Там знакомили с приезжим гостем, городским, ручку мягкую бережно подавал: — Анатоль Сергеич...
Благодарёвы пока на диван, Плужников к им кресло развернул, сел нога за ногу, и городской сел. А Агаша другою дверью, прямо из избы, носила на стол: забрякала блескавыми ложками, высыпала вилок с костяными чёрно-белыми ручками, городских ножей с посвёрком, расставила поставки тяжёлые глазированные, стакашки да рюмки, несла кувшины, графины и на вытянутом блюде залом, и кажись заливную стерлядь, и другое холодное, и помидорное, и грибы всех видов, сыр самоделковый, — как на дюжину человек. И уж кажется — едено, едено эти дни, некуда больше и толкать, а глаз между разговором всё замечает сам, и легчает беседа, распокладывает к хозяину.
Агаша — в праздничном голубом сарафане-суконнике с белыми тонкими рубашечными рукавами врасфуфыр. Туга, крепка, и в руках не перетончена. Ходит с подносами полными — спины не скривит, и не склонит головы с толстыми соломенными косами, закрученными вкруг лба, быстро ходит — а не спешит-семенит, быстро ходит — а в галошиках неслышно.

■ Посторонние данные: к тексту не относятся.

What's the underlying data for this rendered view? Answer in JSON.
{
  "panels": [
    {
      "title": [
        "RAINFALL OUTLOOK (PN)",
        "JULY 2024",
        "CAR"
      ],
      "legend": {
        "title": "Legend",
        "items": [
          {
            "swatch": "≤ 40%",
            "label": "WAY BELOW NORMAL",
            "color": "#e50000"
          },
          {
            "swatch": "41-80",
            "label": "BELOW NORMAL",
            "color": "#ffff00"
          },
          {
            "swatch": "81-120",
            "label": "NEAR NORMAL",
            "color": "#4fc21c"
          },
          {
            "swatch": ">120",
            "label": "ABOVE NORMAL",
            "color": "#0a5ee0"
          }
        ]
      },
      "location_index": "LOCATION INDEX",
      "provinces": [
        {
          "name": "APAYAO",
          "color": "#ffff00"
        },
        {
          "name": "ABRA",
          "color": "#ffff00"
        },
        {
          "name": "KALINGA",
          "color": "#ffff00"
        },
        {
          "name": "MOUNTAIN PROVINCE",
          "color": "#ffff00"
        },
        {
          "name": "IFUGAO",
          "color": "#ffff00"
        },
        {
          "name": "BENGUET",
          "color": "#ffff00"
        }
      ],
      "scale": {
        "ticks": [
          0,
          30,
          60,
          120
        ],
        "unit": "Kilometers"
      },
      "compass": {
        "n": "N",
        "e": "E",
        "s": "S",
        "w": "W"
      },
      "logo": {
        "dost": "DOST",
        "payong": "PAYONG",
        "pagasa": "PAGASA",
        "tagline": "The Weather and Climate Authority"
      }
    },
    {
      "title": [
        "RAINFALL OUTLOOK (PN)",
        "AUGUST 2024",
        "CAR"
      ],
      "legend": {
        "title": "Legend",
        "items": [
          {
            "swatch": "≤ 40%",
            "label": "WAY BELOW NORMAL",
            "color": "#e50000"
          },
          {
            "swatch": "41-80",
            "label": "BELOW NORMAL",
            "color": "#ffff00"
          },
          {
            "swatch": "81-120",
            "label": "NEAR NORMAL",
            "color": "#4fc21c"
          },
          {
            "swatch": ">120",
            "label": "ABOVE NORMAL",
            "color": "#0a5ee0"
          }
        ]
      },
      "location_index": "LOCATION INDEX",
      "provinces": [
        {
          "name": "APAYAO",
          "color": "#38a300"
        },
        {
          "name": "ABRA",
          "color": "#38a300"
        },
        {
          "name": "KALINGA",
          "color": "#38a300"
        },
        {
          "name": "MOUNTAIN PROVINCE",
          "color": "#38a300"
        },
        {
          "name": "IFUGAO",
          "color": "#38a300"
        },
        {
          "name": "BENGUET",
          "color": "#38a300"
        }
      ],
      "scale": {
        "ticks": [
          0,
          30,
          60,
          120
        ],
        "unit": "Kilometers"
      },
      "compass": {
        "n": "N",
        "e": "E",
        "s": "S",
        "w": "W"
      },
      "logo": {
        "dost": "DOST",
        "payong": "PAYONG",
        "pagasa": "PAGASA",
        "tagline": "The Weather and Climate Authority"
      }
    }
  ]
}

Плужников — приветливо и в открытую: де, таких молодцов, как Арсений, побольше бы нам в Каменку, война не бесконечная, а вот окончится — и все головы, и все руки, и весь тот нагляд, что в дальних странах добывается, — нам пригодится тут. Что, мол, после войны не прежняя жизнь и не по-старому пойдёт, а как после смертной болезни сдюжавший человек весь наскрозь новеет, и многое ему по-новому видится и по-новому он делает, — так и нам достанется.
Зорко смотрел на него Благодарёв-старший, такая у него поглядка зоркая, из-под пшеничных бровей, сроду: что на Байкале видел далёкий парус, что в поле за сто саженей мышь, а в комнате от избытка зрения прищуривался, чтоб лишнего не видеть. Или проглядывая, то ли человек думает, что говорит.
То. Основательно обмыслял Плужников жизнь, не только какую работу с утра зачинать. Думал он — за мiр.
А — война как? — порасспросить хотел он Арсения. Деловито: с оружием как? со снарядами? правда ль, что теперь хватает всего? А — людей? Роты, батареи — полны ли?
Да переполнёхоньки. В пехотных окопах дюже и дюже толкаются, одной миной пятерых накрывает. Но, правда, нашего русского люда сильно повыбило, гонят на замен инородцев, иноверцев.
А что солдаты думают? О чём меж собой говорят?
О чём же говорят? Наши беседы и пересказывать ни к ляду: кто где давеча был при обстреле, при газах, как кого цапануло; да про бабу свою — не сбалует ли; да про хозяйство — как его там тянут без работников; да как лошадей немцы куют не по-нашенски; да как белорусы...
Правильно. Ну, а — обо всей войне? о мире? Есть ли мочь довоевать до концу?
Да вот, немцы в штабах одолеют. Каб измены у нас не было...
А — есть ли она?
Да так, природно рассудить, так может и нету. А больно уж обидно, ежели есть. Вот и на Гришку клепают.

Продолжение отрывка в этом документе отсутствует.